2018年6月3日日曜日

 キューバ国会が改憲案起草委員会を設置▼7月末に草案提出へ▼ベネズエラが政治暴力犯40人を新たに釈放▼スペイン新首相が就任

 キューバ人民権力全国会議(ANPP,国会に相当)は6月2日、特別本会議を開き、憲法改正案起草委員会設立を全会一致で決議した。

 委員会はANPP議員33人で構成される。委員長はラウール・カストロ共産党第1書記、副委員長はミゲル・ディアスカネル国家評議会議長。委員会は、改憲草案を7月末のANPP通常会期に提案することになっている。

 現行の社会主義憲法は1976年に公布され、1992年と2002年に改正された。ディアスカネル議長はANPPでの演説で、2011年の党大会で「経済・社会現代化(改革)指針」が導入されたのを受けて改憲が必要になったと説明。
 さらに、人道主義、社会正義、社会主義堅持、国民団結、共産党の前衛の役割、を基本理念とする、と表明した。

 起草委員会に長老ホセ=ラモーン・マチャード第2書記は入っているが、別の長老で守旧派筆頭と見られているラミーロ・バルデス革命司令官(国家評議会副議長)は加わっていない。

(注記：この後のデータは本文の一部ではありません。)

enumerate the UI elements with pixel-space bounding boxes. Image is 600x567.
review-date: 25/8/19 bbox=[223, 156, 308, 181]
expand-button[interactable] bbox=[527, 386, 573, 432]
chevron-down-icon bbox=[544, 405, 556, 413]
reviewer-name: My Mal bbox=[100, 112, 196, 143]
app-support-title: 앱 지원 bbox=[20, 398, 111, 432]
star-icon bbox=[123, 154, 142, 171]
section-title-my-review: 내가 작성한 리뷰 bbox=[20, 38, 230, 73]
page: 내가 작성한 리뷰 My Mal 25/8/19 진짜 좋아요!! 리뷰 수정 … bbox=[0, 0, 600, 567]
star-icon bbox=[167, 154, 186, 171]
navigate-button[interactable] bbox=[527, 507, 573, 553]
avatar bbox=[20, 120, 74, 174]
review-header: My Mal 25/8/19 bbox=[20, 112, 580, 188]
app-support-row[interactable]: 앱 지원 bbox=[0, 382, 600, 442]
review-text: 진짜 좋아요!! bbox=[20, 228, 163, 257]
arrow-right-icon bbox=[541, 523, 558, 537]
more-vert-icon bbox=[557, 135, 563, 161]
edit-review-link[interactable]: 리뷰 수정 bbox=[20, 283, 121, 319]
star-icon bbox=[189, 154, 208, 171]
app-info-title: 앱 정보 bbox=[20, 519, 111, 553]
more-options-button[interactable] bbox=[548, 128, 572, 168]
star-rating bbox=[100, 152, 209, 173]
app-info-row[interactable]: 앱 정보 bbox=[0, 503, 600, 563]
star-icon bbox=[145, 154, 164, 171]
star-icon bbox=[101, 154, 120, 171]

 一方、クバーナ(国営キューバ航空)は2日、国内便全便の運航を9月まで停止すると発表した。112人が死亡した5月18日のクーバナ国内便墜落事故を受け、全機の機体点検のため。
 墜落機はメキシコから借りていた機体だった。110人が死亡、3人が救助されたが、うち2人はその後死亡した。

▼べネズエラがさらに40人釈放

 政府は6月2日、街頭暴力事件加担などで逮捕、拘禁されていた40人を釈放した。前日の39人に続くもので、計79人に達した。いずれも殺人など重罪に直接関係していない者とされる。

 政府はまた、通貨ボリーバルのデノミネーションを8月4日実施すると発表した。

▼スペイン新首相が就任

 スペイン労働社会党(PSOE=ぺソエ)のペドロ・サンチェス書記長が6月2日、首相に就任した。モンクロア宮殿でフェリーペ6世国王の前で、憲法に基づき宣誓した。就任式に付き物のキリスト受難像も聖書も用いられなかった。

 同じく就任したばかりのカタルーニャ州のキム・トーラ新首相は、サンチェス首相に、「カタルーニャ問題で対話しよう。互いにリスクを負おう」と呼び掛けた。